Patient stratification
We used expression profiles from immune-related lncRNAs to classify the LUAD patients. First, a z-score transformation was used to normalize immune-related lncRNA expression in the TCGA-LUAD cohort as previously described [45]. Then, a Pearson’s correlation coefficient (PCC) between samples was computed to assess their similarity followed by the use of partition around medoids algorithm to subsequently divide the samples into k subgroups [63]. The maximizing cluster reliability approach was adopted to determine the optimal number of subgroups as previously described. Finally, a consensus clustering analysis was carried out using the “ConsensusClusterPlus” package[46].
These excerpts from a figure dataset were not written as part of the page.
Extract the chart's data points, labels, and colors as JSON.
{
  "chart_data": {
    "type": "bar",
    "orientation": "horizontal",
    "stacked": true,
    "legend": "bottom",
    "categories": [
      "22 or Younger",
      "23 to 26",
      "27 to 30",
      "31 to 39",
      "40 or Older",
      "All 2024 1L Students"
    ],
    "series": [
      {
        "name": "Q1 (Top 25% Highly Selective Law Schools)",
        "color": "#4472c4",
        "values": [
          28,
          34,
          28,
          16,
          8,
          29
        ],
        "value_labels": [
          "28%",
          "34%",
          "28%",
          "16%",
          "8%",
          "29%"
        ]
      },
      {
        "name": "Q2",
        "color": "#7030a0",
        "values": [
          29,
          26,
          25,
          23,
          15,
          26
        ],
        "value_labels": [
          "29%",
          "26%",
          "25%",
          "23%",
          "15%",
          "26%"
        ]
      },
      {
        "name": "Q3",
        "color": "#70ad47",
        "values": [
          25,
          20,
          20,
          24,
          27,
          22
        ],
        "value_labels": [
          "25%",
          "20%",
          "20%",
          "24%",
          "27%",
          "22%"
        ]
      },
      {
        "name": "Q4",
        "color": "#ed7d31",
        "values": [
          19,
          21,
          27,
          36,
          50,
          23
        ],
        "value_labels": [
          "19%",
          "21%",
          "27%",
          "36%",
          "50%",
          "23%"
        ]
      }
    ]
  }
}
To further validate and visualize the immune-related lncRNA derived clustering, a principal component analysis (PCA) was performed among the TCGA-LUAD tumor samples. We conducted the PCA analysis based on normalized expression data using the “prcomp” function from the “stats” module implemented in R 3.5.2 software. We then selected the first two principal components that had most variance and projected each sample into two-dimensional space. Finally, “ggplot2” package [47] was used to visualize the expression pattern of all samples as well as the immune-related lncRNA -derived clusters.